Dans le Rallye, Garros effectue plusieurs parcours, le premier débuté à Bruxelles, se termine dans la vallée du Rhône, avion brisé. Avec un avion de remplacement, il termine ce premier circuit. Puis il entame son second circuit : Monaco, Bordeaux puis Angers, Buc. Troisième circuit : parti de Bruxelles, il se pose à Calais puis à Dijon, à Marseille enfin avant d'entamer son dernier parcours maritime, jusqu'à Monaco. Il n'y aura pas de quatrième circuit, Garros remportant pratiquement tous les prix !

 

 

 

 

 

 

 

 

 

 

 

 

 

 


9 - La traversée de la Méditerranée (2)

Nous étions en juillet et je n'avais en vue rien de sérieux. Le bilan de cette période se réduisit à une exhibition d'amateur à Commercy, en l'honneur du président Poincaré, les parties de tourisme à Deauville et quelques vols d'entraînement à Villacoublay.

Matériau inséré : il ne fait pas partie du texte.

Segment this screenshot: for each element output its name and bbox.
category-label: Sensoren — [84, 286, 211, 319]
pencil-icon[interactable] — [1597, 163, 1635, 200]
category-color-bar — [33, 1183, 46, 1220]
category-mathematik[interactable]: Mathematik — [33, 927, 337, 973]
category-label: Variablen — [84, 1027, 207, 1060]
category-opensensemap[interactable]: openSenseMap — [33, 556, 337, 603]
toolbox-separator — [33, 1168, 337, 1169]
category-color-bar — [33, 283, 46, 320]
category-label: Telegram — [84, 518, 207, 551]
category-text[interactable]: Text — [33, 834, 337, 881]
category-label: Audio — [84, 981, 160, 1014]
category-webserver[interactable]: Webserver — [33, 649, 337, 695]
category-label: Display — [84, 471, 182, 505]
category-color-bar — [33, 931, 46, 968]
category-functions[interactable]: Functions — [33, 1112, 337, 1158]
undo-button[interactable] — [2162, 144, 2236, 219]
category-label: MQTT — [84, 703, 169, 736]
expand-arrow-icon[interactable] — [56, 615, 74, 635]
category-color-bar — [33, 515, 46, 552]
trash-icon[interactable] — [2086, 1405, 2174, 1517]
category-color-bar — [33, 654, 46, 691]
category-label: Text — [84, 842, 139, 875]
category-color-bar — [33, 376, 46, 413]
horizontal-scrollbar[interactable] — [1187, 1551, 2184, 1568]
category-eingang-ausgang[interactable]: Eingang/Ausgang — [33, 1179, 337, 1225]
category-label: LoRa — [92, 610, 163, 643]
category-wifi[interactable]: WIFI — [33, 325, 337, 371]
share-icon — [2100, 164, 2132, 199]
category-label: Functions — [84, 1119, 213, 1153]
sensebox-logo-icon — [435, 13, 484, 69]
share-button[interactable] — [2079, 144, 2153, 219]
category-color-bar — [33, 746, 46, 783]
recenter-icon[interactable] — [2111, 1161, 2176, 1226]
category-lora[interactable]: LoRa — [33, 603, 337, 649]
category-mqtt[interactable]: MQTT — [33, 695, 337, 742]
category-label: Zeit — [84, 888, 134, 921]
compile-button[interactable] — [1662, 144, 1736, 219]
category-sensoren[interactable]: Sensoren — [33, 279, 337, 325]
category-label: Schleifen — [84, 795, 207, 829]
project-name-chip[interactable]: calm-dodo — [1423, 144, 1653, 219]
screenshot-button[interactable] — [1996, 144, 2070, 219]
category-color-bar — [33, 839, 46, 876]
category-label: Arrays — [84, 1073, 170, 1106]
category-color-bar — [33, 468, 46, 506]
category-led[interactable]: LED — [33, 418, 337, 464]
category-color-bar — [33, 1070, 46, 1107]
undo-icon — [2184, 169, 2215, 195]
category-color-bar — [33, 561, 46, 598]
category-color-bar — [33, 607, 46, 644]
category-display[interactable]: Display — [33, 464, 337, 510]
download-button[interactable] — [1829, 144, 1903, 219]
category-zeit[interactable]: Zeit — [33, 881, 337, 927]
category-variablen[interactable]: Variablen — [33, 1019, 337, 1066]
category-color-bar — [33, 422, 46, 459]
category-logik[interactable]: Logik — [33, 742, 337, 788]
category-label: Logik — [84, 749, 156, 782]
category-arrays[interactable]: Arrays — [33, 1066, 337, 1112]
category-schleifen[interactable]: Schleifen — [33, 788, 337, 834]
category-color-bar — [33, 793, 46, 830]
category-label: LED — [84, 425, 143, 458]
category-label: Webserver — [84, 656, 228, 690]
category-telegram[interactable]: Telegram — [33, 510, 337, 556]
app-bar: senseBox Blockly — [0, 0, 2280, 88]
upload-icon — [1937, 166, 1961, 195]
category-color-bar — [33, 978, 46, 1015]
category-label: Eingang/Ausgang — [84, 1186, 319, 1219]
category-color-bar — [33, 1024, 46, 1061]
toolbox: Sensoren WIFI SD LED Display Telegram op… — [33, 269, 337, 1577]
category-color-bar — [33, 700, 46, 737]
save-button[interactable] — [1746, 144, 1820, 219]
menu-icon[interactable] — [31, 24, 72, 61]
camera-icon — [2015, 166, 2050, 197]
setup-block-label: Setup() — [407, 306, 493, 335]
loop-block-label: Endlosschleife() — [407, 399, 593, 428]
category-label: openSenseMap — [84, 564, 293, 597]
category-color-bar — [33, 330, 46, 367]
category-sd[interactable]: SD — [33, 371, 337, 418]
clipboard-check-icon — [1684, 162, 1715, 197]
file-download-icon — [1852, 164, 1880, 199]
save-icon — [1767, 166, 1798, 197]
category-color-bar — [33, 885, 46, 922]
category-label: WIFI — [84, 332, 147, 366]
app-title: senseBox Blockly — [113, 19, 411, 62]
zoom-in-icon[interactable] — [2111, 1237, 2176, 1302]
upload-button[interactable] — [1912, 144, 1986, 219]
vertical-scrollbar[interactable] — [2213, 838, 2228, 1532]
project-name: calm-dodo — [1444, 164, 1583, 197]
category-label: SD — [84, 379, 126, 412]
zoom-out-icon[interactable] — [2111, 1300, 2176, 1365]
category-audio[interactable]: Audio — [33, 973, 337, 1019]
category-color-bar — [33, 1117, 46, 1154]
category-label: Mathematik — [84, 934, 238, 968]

Pour sortir de cette inaction, j'étudiais quelques projets de voyage et me décidais pour un circuit méditerranéen en trois parties : la première était Paris-Tunis, avec relais à Fréjus Saint-Raphaël.

Je préparais pour cela deux appareils semblables, emportant chacun huit heures d'essence. Je tenais à passer la mer d'un trait et j'avais renoncé à l'hydravion, n'en connaissant pas un à cette époque, qui offrit le rayon d'action nécessaire. J'avais également renoncé aux convoyeurs, afin de partir librement, à mon heure, et d'éviter l'énervement contagieux de la galerie. Seguin venait de donner l'exemple d'une tentative avortée. Il avait mobilisé une flotte de torpilleurs aux environs de Marseille et attendu un temps favorable jusqu'au moment où il abandonna.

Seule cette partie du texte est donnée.